En medio de la confusión provocada por la sistemática incomunicación en nuestros espacios públicos y privados, lo difícil es no perder el centro. Las identidades se quedan relegadas a una que otra memoria fragmentada y la brújula que guiaba los caminos, parece haberse quedado en el trastero.
Esta es la situación que nos acompaña cuando interpretamos experiencias y emociones, basándonos exclusivamente en la propia vivencia.
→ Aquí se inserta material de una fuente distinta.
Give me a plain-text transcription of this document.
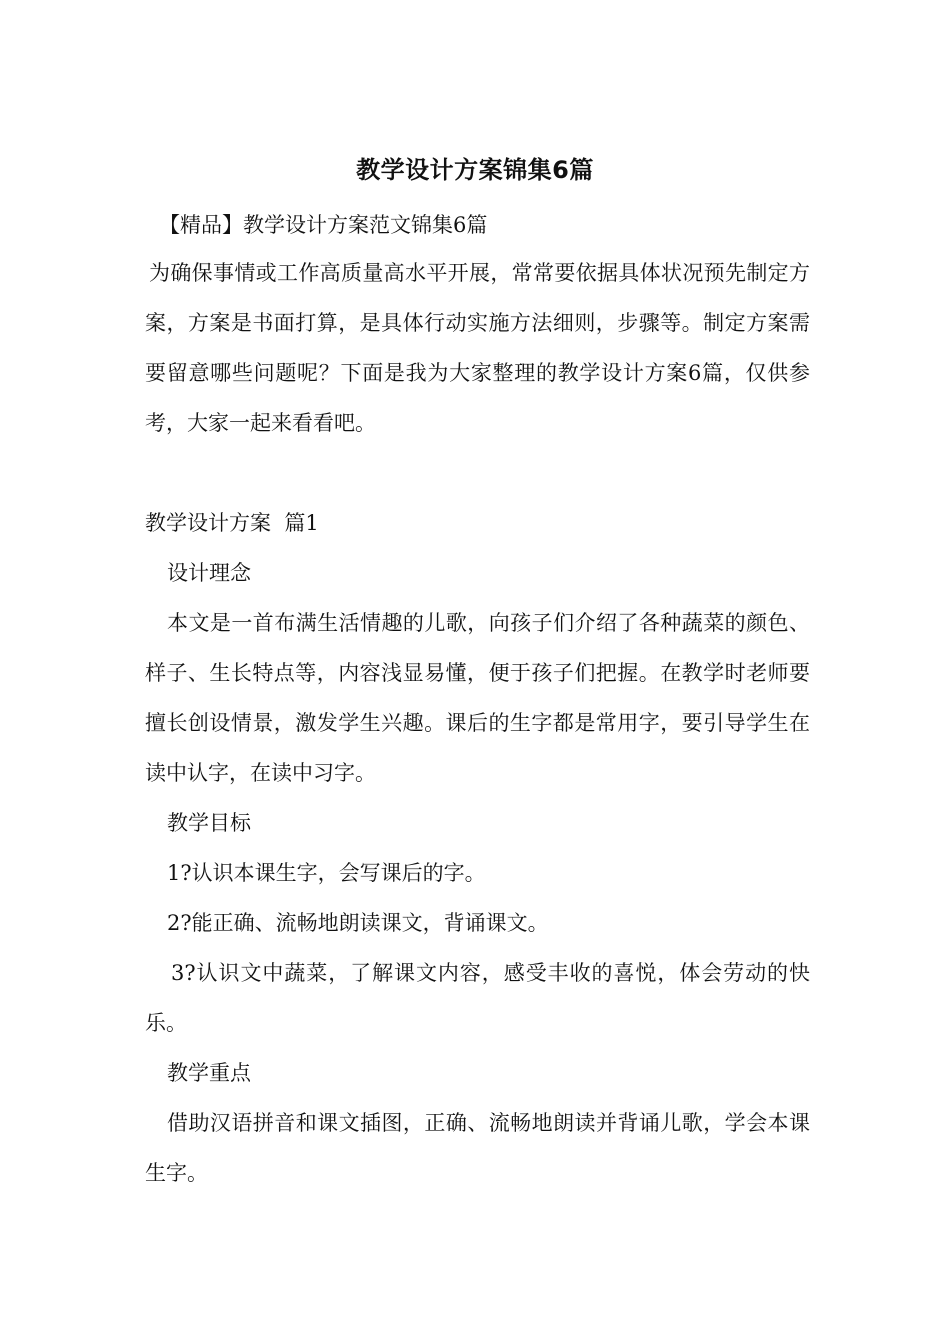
教学设计方案锦集6篇
【精品】教学设计方案范文锦集6篇
为确保事情或工作高质量高水平开展，常常要依据具体状况预先制定方案，方案是书面打算，是具体行动实施方法细则，步骤等。制定方案需要留意哪些问题呢？下面是我为大家整理的教学设计方案6篇，仅供参考，大家一起来看看吧。
教学设计方案  篇1
设计理念
本文是一首布满生活情趣的儿歌，向孩子们介绍了各种蔬菜的颜色、样子、生长特点等，内容浅显易懂，便于孩子们把握。在教学时老师要擅长创设情景，激发学生兴趣。课后的生字都是常用字，要引导学生在读中认字，在读中习字。
教学目标
1?认识本课生字，会写课后的字。
2?能正确、流畅地朗读课文，背诵课文。
3?认识文中蔬菜，了解课文内容，感受丰收的喜悦，体会劳动的快乐。
教学重点
借助汉语拼音和课文插图，正确、流畅地朗读并背诵儿歌，学会本课生字。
Si nos limitamos a este único punto de visita, por importante, positivo o traumático que sea, corremos el riesgo de ignorar que lo habitual no siempre es lo normal.
Hace falta entonces otro paso, el de observarnos cuidadosamente como parte de algo más extenso: una familia, un grupo social, un país, un continente, un planeta, que afectan desde el comienzo de nuestra existencia, para bien o para mal, la forma de estar en el mundo en el que transitamos nuestras vidas.
Así es como en la vida personal más cotidiana, suelen repetirse modelos de relación con nosotros mismos y con los demás, que nunca pensaríamos que podrían ser de otra manera, aunque no nos gusten, aunque nos dañen, nos enfermen o no nos satisfagan
Algunas personas transitan su vida entre amplios vacíos de memoria y fugaces recuerdos, hasta que aparece algún síntoma imposible de esquivar. De pronto, con gran esfuerzo y una alta dosis de valentía, se acercan a la consulta de Psicoterapia con el objetivo de desvelarse a sí mismas, y en el proceso se van encontrando con importantes disonancias entre sus interpretaciones cognitivas y sus más profundas emociones. Con inmensa sorpresa es frecuente descubrir que lo habitual no siempre es lo normal:
El maltrato habitual no es lo normal
Esto siempre me recuerda un libro titulado: Mi marido me pega lo normal, de Miguel Lorente Acosta, quien desarrolla su escrito a partir del cuestionamiento sobre cómo una mujer puede llegar a normalizar el maltrato en su propia piel. Desde su publicación en 2009, algo más se ha avanzado en el tema (al menos teóricamente), pero sigue siendo interesante y su título muy ilustrativo.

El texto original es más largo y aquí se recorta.